Mode S, despite being called a replacement transponder system for ATCRBS, is actually a data packet protocol which can be used to augment ATCRBS transponder positioning equipment (radar and TCAS).

One major improvement of Mode S is the ability to interrogate a single aircraft at a time. With old ATCRBS technology, all aircraft within the beam pattern of the interrogating station will reply. In an airspace with multiple interrogation stations, ATCRBS transponders in aircraft can be overwhelmed. By interrogating one aircraft at a time, workload on the aircraft transponder is greatly reduced.

The second major improvement is increased azimuth accuracy. With PSRs and old SSRs, azimuth of the aircraft is determined by the half split (centroid) method. The half split method is computed by recording the azimuth of the first and last replies from the aircraft, as the radar beam sweeps past its position. Then the midpoint between the start and stop azimuth is used for aircraft position. With MSSR (monopulse secondary surveillance radar) and Mode S, the radar can use the information of one reply to determine azimuth. This is calculated based on the RF phase of the aircraft reply, as determined by the sum and difference antenna elements, and is called monopulse. This monopulse method results in superior azimuth resolution, and removes target jitter from the display.

The Mode S system also includes a more robust communications protocol, for a wider variety of information exchange. As of 2009 this capability is becoming mandatory across Europe with some states already requiring its use.

===Diversity Operations===
Diversity Mode S transponders may be implemented for the purpose of improving air-to-air surveillance and communications. Such systems shall employ two antennas, one
mounted on the top and the other on the bottom of the aircraft. Appropriate switching and signal processing channels to select the best antenna on the basis of the characteristics of
the received interrogation signals shall also be provided. Such diversity systems, in their installed configuration, shall not result in degraded performance relative to that which would have been produced by a single system having a bottom-mounted antenna.

===Frequency Congestion, FRUIT===
Mode S was developed as a solution to frequency congestion on both the uplink and downlink frequencies (1030 and 1090 MHz). The high coverage of radar service available today means that some radar sites receive transponder replies from interrogations that were initiated by other nearby radar sites. This results in FRUIT, or False Replies Unsynchronous In Time, which is the reception of replies at a ground station that do not correspond with an interrogation. This problem has worsened with the increasing prevalence of technologies like TCAS, in which individual aircraft interrogate one another to avoid collisions.
Finally, technology improvements have made transponders increasingly affordable such that today almost all aircraft are equipped with them. As a result, the sheer number of aircraft replying to SSRs has increased. Defruiter circuitry clears FRUIT from the display.
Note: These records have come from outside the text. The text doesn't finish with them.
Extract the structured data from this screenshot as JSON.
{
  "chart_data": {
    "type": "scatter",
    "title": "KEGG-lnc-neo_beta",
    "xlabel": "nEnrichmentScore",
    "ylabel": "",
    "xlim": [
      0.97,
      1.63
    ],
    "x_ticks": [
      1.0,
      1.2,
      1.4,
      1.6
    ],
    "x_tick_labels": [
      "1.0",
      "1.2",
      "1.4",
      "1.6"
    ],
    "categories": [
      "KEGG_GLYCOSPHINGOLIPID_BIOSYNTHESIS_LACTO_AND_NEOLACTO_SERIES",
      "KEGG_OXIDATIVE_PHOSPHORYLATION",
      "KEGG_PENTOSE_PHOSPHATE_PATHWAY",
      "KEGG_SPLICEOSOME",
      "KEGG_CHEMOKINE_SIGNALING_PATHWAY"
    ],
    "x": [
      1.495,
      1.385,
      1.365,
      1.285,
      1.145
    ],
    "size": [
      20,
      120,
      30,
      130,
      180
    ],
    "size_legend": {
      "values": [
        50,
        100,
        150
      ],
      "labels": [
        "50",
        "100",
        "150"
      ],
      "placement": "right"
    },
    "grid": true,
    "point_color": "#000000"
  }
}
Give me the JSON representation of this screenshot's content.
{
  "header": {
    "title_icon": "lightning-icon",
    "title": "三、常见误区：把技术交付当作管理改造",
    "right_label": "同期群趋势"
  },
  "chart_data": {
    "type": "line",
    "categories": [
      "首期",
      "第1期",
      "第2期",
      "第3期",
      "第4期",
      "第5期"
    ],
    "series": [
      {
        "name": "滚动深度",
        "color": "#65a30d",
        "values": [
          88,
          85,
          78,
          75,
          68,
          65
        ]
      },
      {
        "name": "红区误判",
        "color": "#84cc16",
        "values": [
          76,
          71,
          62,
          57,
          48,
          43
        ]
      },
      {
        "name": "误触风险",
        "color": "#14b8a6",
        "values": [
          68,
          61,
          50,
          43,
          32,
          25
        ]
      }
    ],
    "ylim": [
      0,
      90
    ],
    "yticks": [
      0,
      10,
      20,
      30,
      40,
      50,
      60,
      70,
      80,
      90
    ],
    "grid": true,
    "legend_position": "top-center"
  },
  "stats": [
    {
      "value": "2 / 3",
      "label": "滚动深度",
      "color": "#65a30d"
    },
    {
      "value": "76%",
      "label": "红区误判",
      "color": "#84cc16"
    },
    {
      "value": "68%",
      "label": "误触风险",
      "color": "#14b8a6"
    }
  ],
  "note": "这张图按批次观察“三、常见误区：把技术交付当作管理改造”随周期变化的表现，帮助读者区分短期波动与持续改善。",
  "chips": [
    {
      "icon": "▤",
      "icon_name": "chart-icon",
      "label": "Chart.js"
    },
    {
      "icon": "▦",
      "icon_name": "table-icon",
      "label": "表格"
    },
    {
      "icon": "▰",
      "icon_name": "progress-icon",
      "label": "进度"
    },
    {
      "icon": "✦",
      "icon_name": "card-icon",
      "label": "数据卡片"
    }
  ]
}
=== Mode S as a Congestion Solution ===
Mode S attempts to reduce these problems by assigning aircraft a permanent mode S address, derived from the aircraft's internationally assigned registration number. It then provides a mechanism by which an aircraft can be selected, or interrogated such that no other aircraft reply.

The system also has provisions for transferring arbitrary data both to and from a transponder. This aspect of mode S makes it a building block for many other technologies, such as TCAS 2, Traffic Information Service (TIS), and Automatic Dependent Surveillance-Broadcast.